A briga começou depois que foi anunciada a aprovação de vários pedidos de investigação, incluindo a quebra de sigilo de Fabio Luis Lula da Silva, filho do presidente Luiz Inácio Lula da Silva.
A votação foi feita de forma simples: quem era contra precisava se levantar.
O presidente da comissão, Carlos Viana, declarou que os pedidos estavam aprovados.
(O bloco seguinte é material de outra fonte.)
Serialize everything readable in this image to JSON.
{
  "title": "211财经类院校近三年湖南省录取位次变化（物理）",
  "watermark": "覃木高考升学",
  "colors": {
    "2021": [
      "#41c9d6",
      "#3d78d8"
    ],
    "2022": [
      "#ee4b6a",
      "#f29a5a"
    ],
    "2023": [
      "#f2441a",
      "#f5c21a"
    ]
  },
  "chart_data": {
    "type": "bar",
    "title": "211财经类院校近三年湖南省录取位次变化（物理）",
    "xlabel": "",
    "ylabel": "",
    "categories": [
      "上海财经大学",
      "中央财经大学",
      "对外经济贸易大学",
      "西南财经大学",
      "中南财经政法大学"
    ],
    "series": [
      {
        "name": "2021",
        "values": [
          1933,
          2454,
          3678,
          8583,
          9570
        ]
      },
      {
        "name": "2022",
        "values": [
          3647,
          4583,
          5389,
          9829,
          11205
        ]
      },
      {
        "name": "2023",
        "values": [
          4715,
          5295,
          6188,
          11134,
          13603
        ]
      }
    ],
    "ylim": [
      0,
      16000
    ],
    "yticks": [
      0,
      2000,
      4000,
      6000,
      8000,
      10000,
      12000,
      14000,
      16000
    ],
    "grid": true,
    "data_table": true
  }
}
Parlamentares do governo disseram que o resultado estava errado e entraram com um recurso.
Eles afirmaram que 14 deputados e senadores votaram contra. Mas, segundo a contagem oficial, havia 31 parlamentares presentes na hora da votação.
Para derrubar os pedidos, seriam necessários pelo menos 16 votos contrários. Como esse número não foi alcançado, a decisão foi mantida.
Depois de consultar os órgãos técnicos da Casa, ele decidiu que não houve erro suficiente para anular a votação. Assim, a quebra de sigilo foi mantida.
No governo, a decisão foi vista como um problema político. Mesmo assim, aliados do Planalto avaliam que não devem recorrer ao Supremo Tribunal Federal.
O motivo é evitar uma nova crise com o comando do Senado e dificultar ainda mais a relação entre o Congresso e o governo.